Il doit être possible d'étendre l'utilisation d'Alerte attentat aux Français de l'étranger. Il faut travailler avec le Quai d'Orsay sur la question et se pencher sur les modalités techniques.

Monsieur del Picchia, je pense que les conditions d'engagement du feu des militaires sur le territoire national ne pourront jamais être les mêmes que celles de la police et de la gendarmerie dans la mesure où il ne s'agit pas d'un théâtre d'opérations militaires.

Nous devons définir des complémentarités. Bien évidemment, en état de légitime défense, un militaire sera fondé à intervenir. Toujours est-il que nous ne voulons pas d'une situation où les uns se substituent aux autres.

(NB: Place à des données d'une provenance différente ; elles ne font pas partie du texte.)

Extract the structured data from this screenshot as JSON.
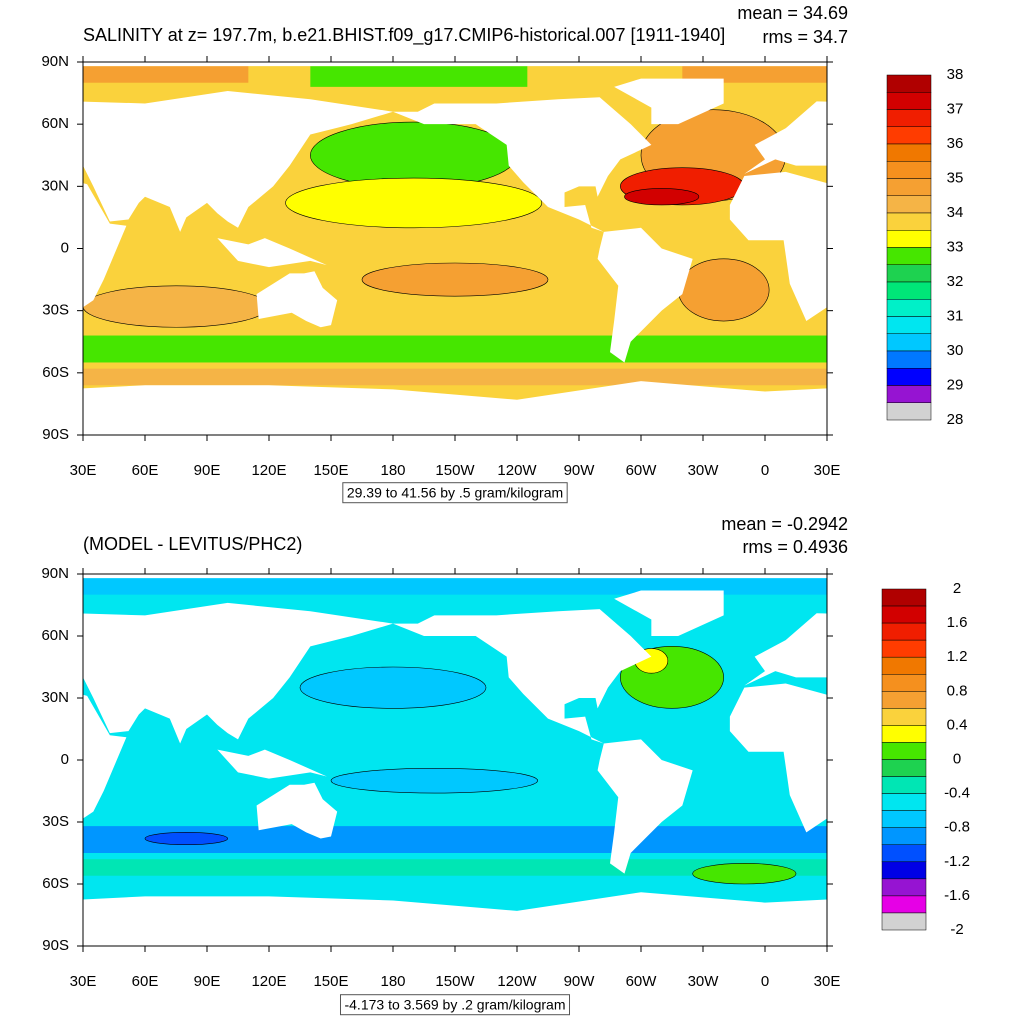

Monsieur le sénateur Trillard, j'ai beaucoup travaillé avec Mme Touraine à l'élaboration d'une circulaire commune qui définisse l'articulation de l'intervention des « rouges » et des « blancs » pour des opérations de sécurité civile ou de secours à la personne en cas de catastrophe naturelle ou de tragédies telles que des attentats terroristes.

Je vais me permettre de vous faire parvenir cette circulaire de mai 2015, si j'ai bonne souvenance. Elle a permis de faciliter les interventions entre « rouges » et « blancs » lors des derniers attentats et les choses se sont passées de façon absolument remarquable.

Monsieur le sénateur Roger, les forces spéciales relevant du ministère de la défense, et plus particulièrement du COS, sont engagées dans le cadre de l'opération Barkhane et sur différents théâtres d'opérations extérieurs. Le contrat Protection ne prévoit pas leur déploiement sur le territoire national dans le cadre de l'opération Sentinelle.

À l'inverse, le Schéma national d'intervention concerne les forces qui relèvent du ministère de l'intérieur. Il organise leur régime d'alerte, leur engagement, la complémentarité de leur action.

Cela n'exclut pas, si un besoin ponctuel se faisait sentir, comme l'évoque d'ailleurs le dernier rapport du SGDSN, de faire appel aux forces spéciales relevant du ministère de la défense par voie de réquisition.

Je pense qu'il faut s'en tenir à l'équilibre arrêté dans le Schéma. Au-delà, nous risquerions de nous exposer à des problèmes à la fois de cohérence et de disponibilité.

Je suis toujours extrêmement prudent sur la question des drones, parce que je ne veux pas trop dévoiler les dispositifs dont nous disposons, de peur qu'ils ne soient déjoués.

Je peux toutefois vous dire que nous mobilisons ces appareils dans le cadre de l'Euro 2016. Je peux également organiser une visite, pour les parlementaires intéressés, de la « fan zone » ou d'autres dispositifs. Je ne souhaite pas en faire état trop publiquement, même si tout cela est très convenable... (Sourires.)